View: All Thoughts Writing

monteverde


03-02-22
From the bottom bunk of my tiny wooden cabin decorated with plaid bedsheets, I thought, “Either sit here or book a night tour.” From La Fortuna to Monteverde there was tourism paraphernalia everywhere - ziplining, extreme hanging bridges, sloths, snakes, butterflies, and then the ever so curious “night tour.”

I jumped in a shuttle full of wide-eyed young couples. We descended upon the barely lit entry of the Refugio de Vida Silvestre in Monteverde. Our guide handed us all flashlights. I stood next to a slouching man wearing an obtrusive square backpack, holding an expensive camera with a lens about two feet long. Our guide carried a tripod with an impressive telescope, which solicited an interrogation from a bespectacled, mousey-looking young man. He employed some elaborate telescope jargon exhibiting (I guess) that he knows a lot about telescopes.

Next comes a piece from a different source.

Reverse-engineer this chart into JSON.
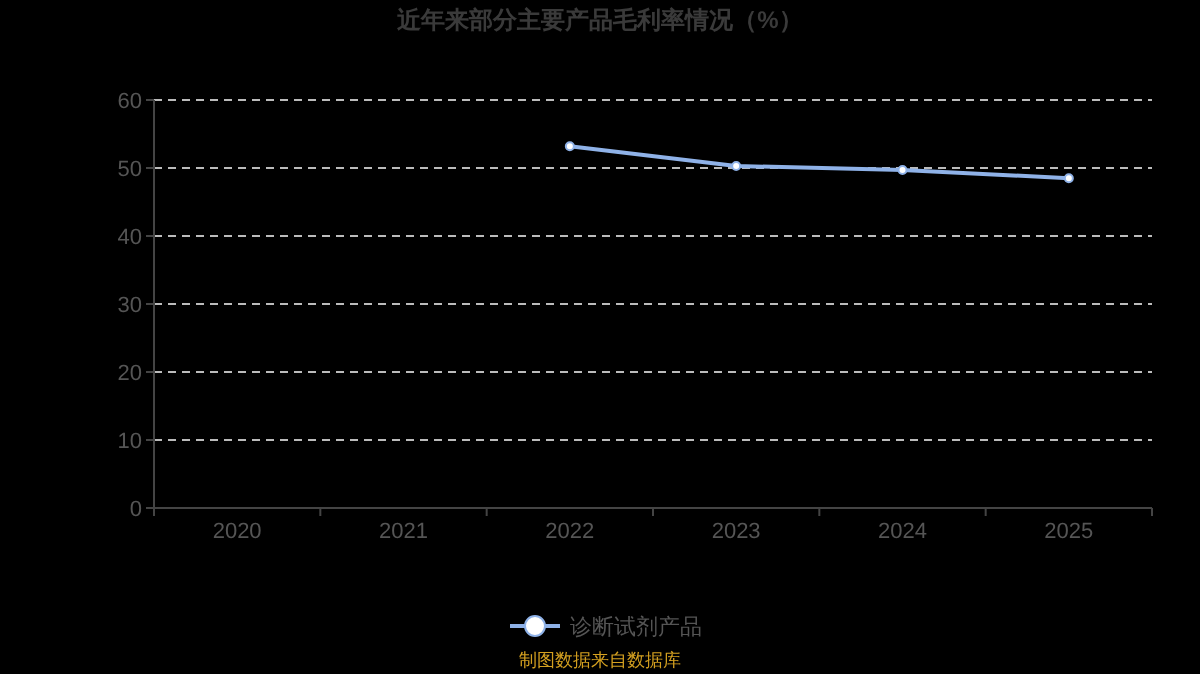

“Yep, that’s what it is,” said the guide.
“Well, I wish I could have one of those,” said the man with a smug grin.

I sighed a silent sigh.
Clearly, I had nothing to do with these people.

More than the wildlife, I observed the behavior of the local guides, the way they made their living, each leading their small group on these curated paths in the forest. The Ticos, for the most part, are so generous: they want to give the tourists their money’s worth. There was a competitive energy in the air among the different guides: who had the keenest eye, who could spot the rarest animal slumbering in the darkness. 

One of the other guides spotted a viper hanging off of a low branch, its body contorted in a figure eight, completely still.  The viper was of course, far from our defined path: to spot it in the thick of the forest was like looking through a diorama of many layers with only a faint flashlight in total darkness. Frankly I don’t understand how the guides could do it. I wondered what it would be like to have a vision so trained and perceptive. My life as a city-dwelling gringa turned me into a dull knife blade: I wanted it too, that sharpness, the ability to see what others cannot see.

Suddenly I felt embarrassed by my imperception.
It became a game,
“Look at that.”
“What?”
“You can’t see it?”
“Where?”
“That right there.” 
A stick insect camoflauged as moss on tree bark.
A frog smaller than a dime.    

Like adult children who needed to be fed by a spoon, the others in the group adjusted their expensive cameras at anything the guides pointed out to them.

“The thing about adult vipers,” said our guide, “is that they’ve learned to economize their venom. The adults won’t kill a human because they know that they cannot eat a human. It’s the babies that will kill you.” 

The guides seemed tapped into an animal folklore that you don’t read about in books. 

The viper sits still for hours and hours waiting for its prey. 

And the birds sleep alone at night, usually perched on an outermost tree branch. The further away from the trunk, the more likely the bird will feel the vibration of an approaching predator.

We shined a flashlight on a plump little blue bird, eyes closed, dreaming of tomorrow.